Perubahan politik yang terjadi selama Kepemimpinan Soeharto pada Masa Orde Baru :
1.      Politik luar negeri Indonesia cenderung sangat kooperatif dengan negara-negara lain, khususnya negara-negara Barat.
2.      Kondisi politik lebih payah dengan adanya upaya penegakan hukum yang sangat lemah.
Dimana hukum hanya diciptakan untuk keuntungan pemerintah yang berkuasa sehingga tidak mampu mengadili para konglomerat yang telah menghabisi uang rakyat.
3.      Dwifungsi ABRI
Dwifungsi ABRI terlalu mengakar masuk ke sendi-sendi kehidupan berbangsa dan bernegara bahkan pada bidang-bidang yang seharusnya masyarakat yang berperan besar terisi oleh personel TNI dan Polri. Dunia bisnis tidak luput dari intervensi TNI/Polri.
4.      Penyederhanaan sistim politik dari multipartai jadi 3 partai utama
5.      Kebijakan politik teramat birokratis, tidak demokratis, dan cenderung KKN.
6.      Terbentuk pemerintahan orde baru yang bersifat otoriter, dominatif, dan sentralistis.

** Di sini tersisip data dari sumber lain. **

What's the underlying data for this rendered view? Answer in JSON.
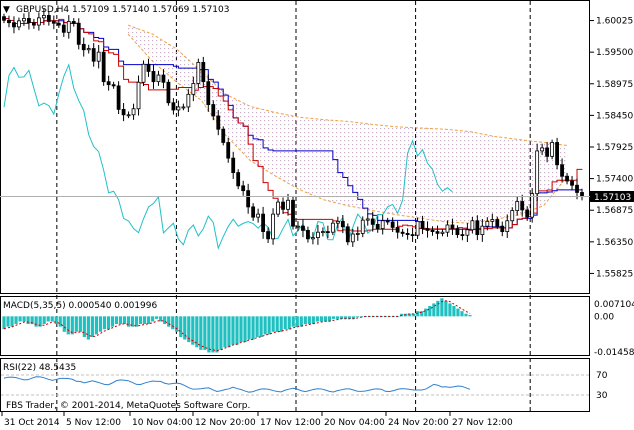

Pemerintah Orde Baru gagal memberikan pelajaran berdemokrasi yang baik dan benar kepada rakyat Indonesia. Golkar menjadi alat politik untuk mencapai stabilitas yang diinginkan, sementara 2 partai lainnya hanya sebagai boneka agar tercipta citra sebagai negara demokrasi.
Sistem perwakilan bersifat semu bahkan hanya dijadikan topeng untuk melanggengkan sebuah kekuasaan secara sepihak. Dalam setiap pemilhan presiden melalui MPR Suharto selalu terpilih.

Sumber :
1.      Crouch, Harold.1999. Militer dan Politik di Indonesia. Jakarta: Pustaka Sinar Harapan.
2.      Roeder, O.G.1976. Anak Desa Biografi Presiden Soeharto. Jakarta: PT Gunung Agung
3.      Mustopo dkk, Habib. 2006. Sejarah SMA XII IPS. Jakarta: Yudhistira
4.      Winarno,Budi.2007.Sistem Politik Indonesia Era Reformasi.Yogyakarta:Medpress.
5.      Abar, Ahmad Zaini. 1994. “Kekecewaan Masyarakat dan Kebebasan Pers”. Prisma. Jakarta: LP3ES.
6.      Imawan, Riswandha. 1998. Membedah Politik Orde Baru. Yogyakarta: Pustaka Pelajar.